I got it all back together and started it. The power connections have always been crap, and it was having trouble spinning it over. Yesterday on the way home I also had an epiphany; i never kicked the clutch to center things up. So I loosened all the bolts, kicked the clutch and now it has plenty of ommph. At some point I stripped the hole in the block for the starter too so I had to back it up with a thin nut and through bolt.
Today I got it running better, starting by itself, and the timing set. The carbs need to be rebalanced and the idle tuned, but it runs, revs free, and sounds MEAN. No pinging yet either free revving it hard.
I was hoping to be driving today, but the axles are still giving me hell. the 100mm cv's I got are too thick for the 914 axle. They are EMPI high strength high flex units. (E98-5084-B) They are too thick to put the circlip on. So I need regular units if they are thinner, or maybe a different axle shaft? Suggestions welcome. Good news is the aero CV boots clears the shock even at full droop, something even the 914 setup did not do.
So, I'm very close. Just need to get the axle problem solved for good and I'll be driving again. I could put the old setup in, but seems kinda pointless to undo what I've done so far.
-Brad
The engine went together pretty smoothly, but at one point i forgot a piston circlip, whoops. I had to pull that jug to fix it, but the sealant was still tacky so I put some more and rolled out. The tins fit the more stock width engine way better, but I did have to trim one just a little.
Complete engine ready to be stabbed!
My god dont forget this!
So being a real smart guy, when pulling it the bolts for the mounts were a royal PITA to back up with a wrench, so I tack welded them in. The engine mount has to be clearanced to fit the now fixed in space bolts.
Nothing an cutoff wheel and a dremel cant do.
I got it all back together and started it. The power connections have always been crap, and it was having trouble spinning it over. Yesterday on the way home I also had an epiphany; i never kicked the clutch to center things up. So I loosened all the bolts, kicked the clutch and now it has plenty of ommph. At some point I stripped the hole in the block for the starter too so I had to back it up with a thin nut and through bolt.
Today I got it running better, starting by itself, and the timing set. The carbs need to be rebalanced and the idle tuned, but it runs, revs free, and sounds MEAN. No pinging yet either free revving it hard.
I was hoping to be driving today, but the axles are still giving me hell. the 100mm cv's I got are too thick for the 914 axle. They are EMPI high strength high flex units. (E98-5084-B) They are too thick to put the circlip on. So I need regular units if they are thinner, or maybe a different axle shaft? Suggestions welcome. Good news is the aero CV boots clears the shock even at full droop, something even the 914 setup did not do.

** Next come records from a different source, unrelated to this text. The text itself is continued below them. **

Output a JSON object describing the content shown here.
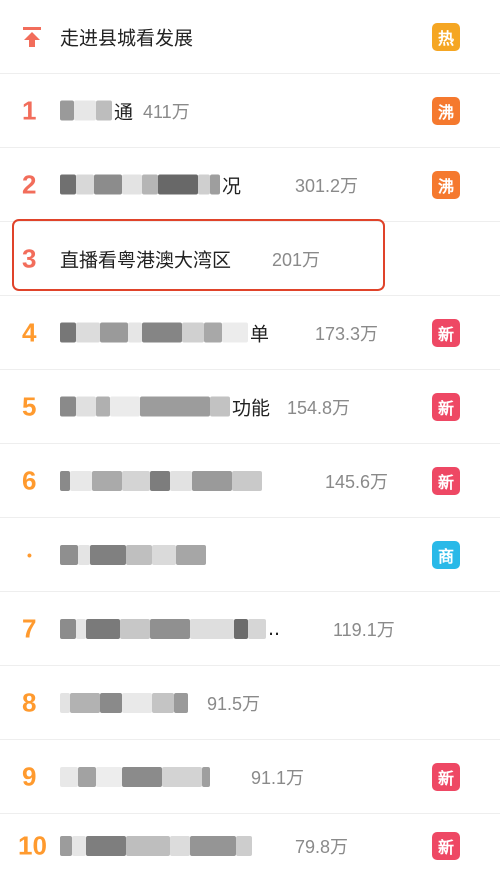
{
  "pinned": {
    "title": "走进县城看发展",
    "badge": "热",
    "badge_color": "#f5a623",
    "icon": "pin-up-arrow-icon"
  },
  "items": [
    {
      "rank": "1",
      "title_prefix": "",
      "title_suffix": "通",
      "heat": "411万",
      "badge": "沸",
      "badge_color": "#f5792e"
    },
    {
      "rank": "2",
      "title_prefix": "",
      "title_suffix": "况",
      "heat": "301.2万",
      "badge": "沸",
      "badge_color": "#f5792e"
    },
    {
      "rank": "3",
      "title": "直播看粤港澳大湾区",
      "heat": "201万",
      "badge": "",
      "badge_color": ""
    },
    {
      "rank": "4",
      "title_prefix": "",
      "title_suffix": "单",
      "heat": "173.3万",
      "badge": "新",
      "badge_color": "#ee4864"
    },
    {
      "rank": "5",
      "title_prefix": "",
      "title_suffix": "功能",
      "heat": "154.8万",
      "badge": "新",
      "badge_color": "#ee4864"
    },
    {
      "rank": "6",
      "title_prefix": "",
      "title_suffix": "",
      "heat": "145.6万",
      "badge": "新",
      "badge_color": "#ee4864"
    },
    {
      "rank": "•",
      "title_prefix": "",
      "title_suffix": "",
      "heat": "",
      "badge": "商",
      "badge_color": "#29b9e8"
    },
    {
      "rank": "7",
      "title_prefix": "",
      "title_suffix": "..",
      "heat": "119.1万",
      "badge": "",
      "badge_color": ""
    },
    {
      "rank": "8",
      "title_prefix": "",
      "title_suffix": "",
      "heat": "91.5万",
      "badge": "",
      "badge_color": ""
    },
    {
      "rank": "9",
      "title_prefix": "",
      "title_suffix": "",
      "heat": "91.1万",
      "badge": "新",
      "badge_color": "#ee4864"
    },
    {
      "rank": "10",
      "title_prefix": "",
      "title_suffix": "",
      "heat": "79.8万",
      "badge": "新",
      "badge_color": "#ee4864"
    }
  ]
}
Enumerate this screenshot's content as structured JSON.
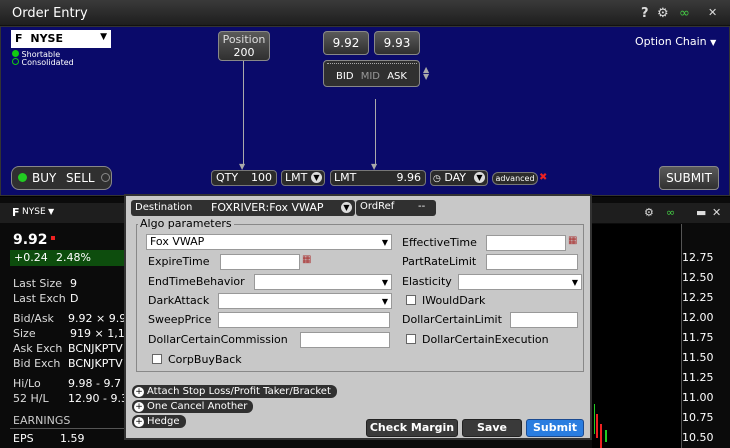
{
  "window": {
    "title": "Order Entry",
    "help": "?"
  },
  "symbol": {
    "ticker": "F",
    "exchange": "NYSE",
    "shortable": "Shortable",
    "consolidated": "Consolidated"
  },
  "position": {
    "label": "Position",
    "value": "200"
  },
  "quote": {
    "bid": "9.92",
    "ask": "9.93",
    "bid_label": "BID",
    "mid_label": "MID",
    "ask_label": "ASK"
  },
  "option_chain": "Option Chain",
  "order": {
    "buy": "BUY",
    "sell": "SELL",
    "qty_label": "QTY",
    "qty": "100",
    "type": "LMT",
    "price_type": "LMT",
    "price": "9.96",
    "tif": "DAY",
    "advanced": "advanced",
    "submit": "SUBMIT"
  },
  "lower": {
    "ticker": "F",
    "exchange": "NYSE",
    "last": "9.92",
    "change": "+0.24",
    "change_pct": "2.48%",
    "rows": [
      {
        "label": "Last Size",
        "value": "9"
      },
      {
        "label": "Last Exch",
        "value": "D"
      },
      {
        "label": "Bid/Ask",
        "value": "9.92 × 9.9"
      },
      {
        "label": "Size",
        "value": "919 × 1,1"
      },
      {
        "label": "Ask Exch",
        "value": "BCNJKPTV"
      },
      {
        "label": "Bid Exch",
        "value": "BCNJKPTV"
      },
      {
        "label": "Hi/Lo",
        "value": "9.98 - 9.7"
      },
      {
        "label": "52 H/L",
        "value": "12.90 - 9.3"
      }
    ],
    "earnings": "EARNINGS",
    "eps_label": "EPS",
    "eps": "1.59",
    "price_axis": [
      "12.75",
      "12.50",
      "12.25",
      "12.00",
      "11.75",
      "11.50",
      "11.25",
      "11.00",
      "10.75",
      "10.50"
    ]
  },
  "dialog": {
    "destination_label": "Destination",
    "destination": "FOXRIVER:Fox VWAP",
    "ordref_label": "OrdRef",
    "ordref": "--",
    "algo_title": "Algo parameters",
    "algo_select": "Fox VWAP",
    "expire_time": "ExpireTime",
    "end_time_behavior": "EndTimeBehavior",
    "dark_attack": "DarkAttack",
    "sweep_price": "SweepPrice",
    "dollar_certain_commission": "DollarCertainCommission",
    "corp_buy_back": "CorpBuyBack",
    "effective_time": "EffectiveTime",
    "part_rate_limit": "PartRateLimit",
    "elasticity": "Elasticity",
    "i_would_dark": "IWouldDark",
    "dollar_certain_limit": "DollarCertainLimit",
    "dollar_certain_execution": "DollarCertainExecution",
    "attach": "Attach Stop Loss/Profit Taker/Bracket",
    "oca": "One Cancel Another",
    "hedge": "Hedge",
    "check_margin": "Check Margin",
    "save": "Save",
    "submit": "Submit"
  },
  "colors": {
    "panel": "#0a0a6a",
    "green": "#1a9a1a",
    "submit_blue": "#2a7de0"
  }
}
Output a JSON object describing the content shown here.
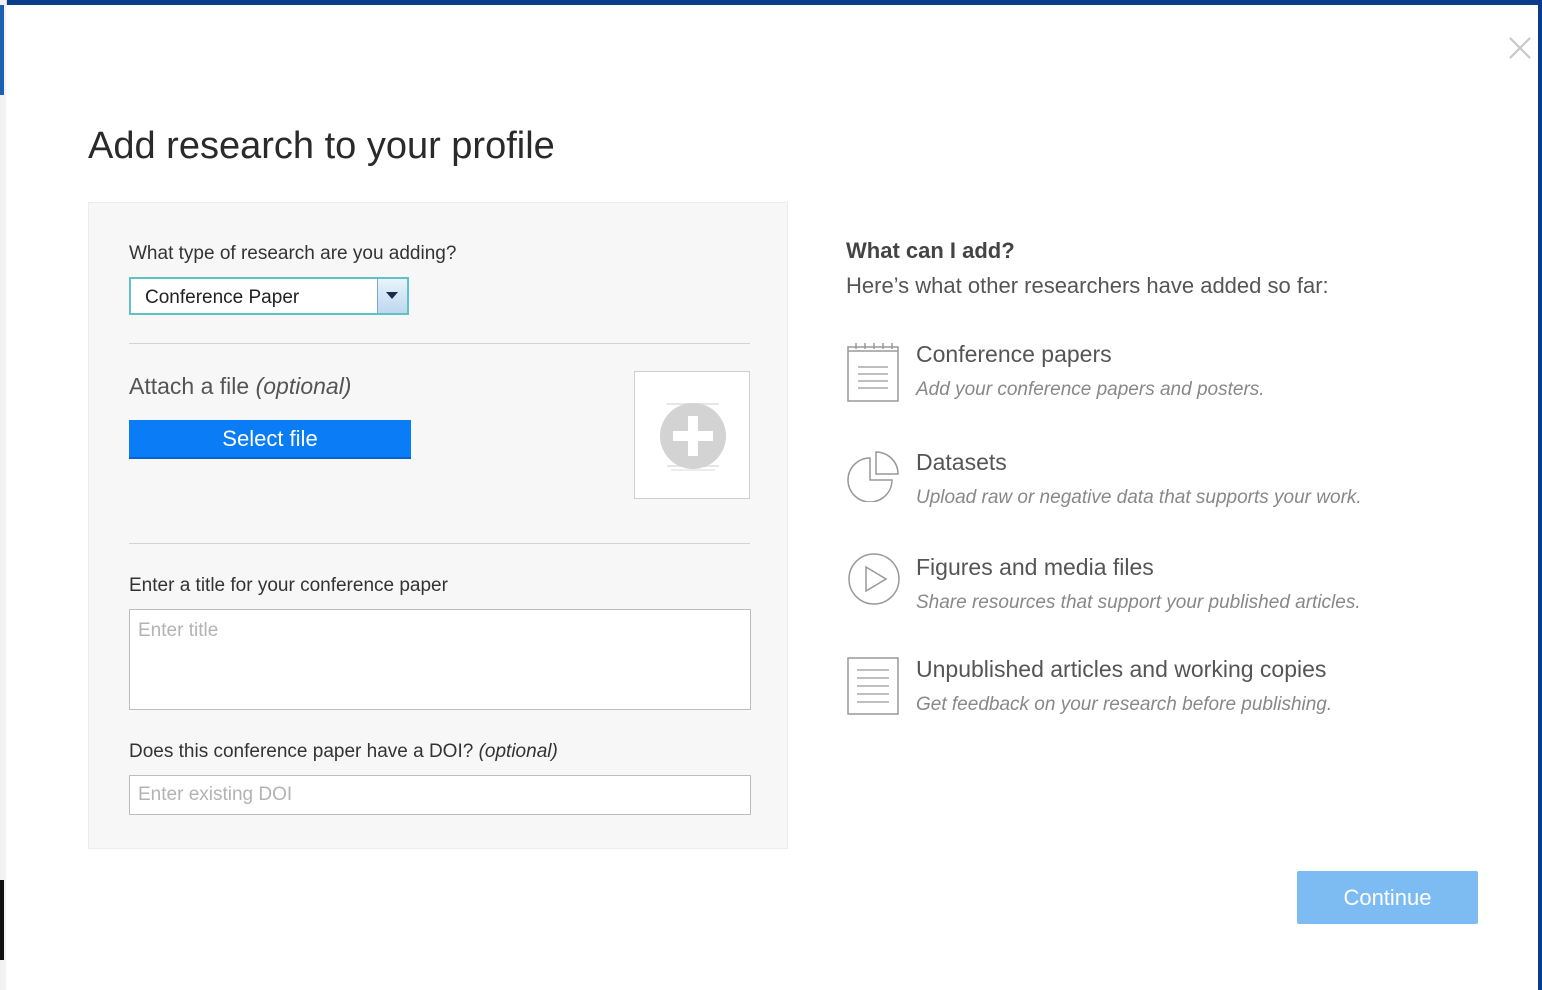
{
  "dialog": {
    "title": "Add research to your profile",
    "close_icon": "close-icon"
  },
  "form": {
    "type_question": "What type of research are you adding?",
    "type_select": {
      "selected": "Conference Paper"
    },
    "attach": {
      "label": "Attach a file",
      "optional": "(optional)",
      "button_label": "Select file",
      "preview_icon": "add-file-icon"
    },
    "title_field": {
      "label": "Enter a title for your conference paper",
      "placeholder": "Enter title",
      "value": ""
    },
    "doi_field": {
      "label": "Does this conference paper have a DOI?",
      "optional": "(optional)",
      "placeholder": "Enter existing DOI",
      "value": ""
    }
  },
  "info": {
    "heading": "What can I add?",
    "subheading": "Here’s what other researchers have added so far:",
    "items": [
      {
        "icon": "notepad-icon",
        "title": "Conference papers",
        "description": "Add your conference papers and posters."
      },
      {
        "icon": "pie-chart-icon",
        "title": "Datasets",
        "description": "Upload raw or negative data that supports your work."
      },
      {
        "icon": "play-icon",
        "title": "Figures and media files",
        "description": "Share resources that support your published articles."
      },
      {
        "icon": "document-icon",
        "title": "Unpublished articles and working copies",
        "description": "Get feedback on your research before publishing."
      }
    ]
  },
  "actions": {
    "continue_label": "Continue"
  },
  "colors": {
    "primary_button": "#0a7cf5",
    "continue_button": "#7cbcf3",
    "select_border": "#5cc4c4",
    "window_accent": "#0b3c8c"
  }
}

So, I'm very close. Just need to get the axle problem solved for good and I'll be driving again. I could put the old setup in, but seems kinda pointless to undo what I've done so far.
-Brad
#106
So I got my new axles.
shinny. I went to put them together and the place sent me load washers for freaking 90mm cv's. In the pounding i messed up some hardware. and they didnt send me enough hardware. I am miffed. I used standard lock washers for now and thank god driving vw's for years yielded just enough bolts to make this happen. Even if they were the newer torque to yield kind.
Took way too long and lots of cursing and hammering later but they are in. I should have run a tap through the holes first.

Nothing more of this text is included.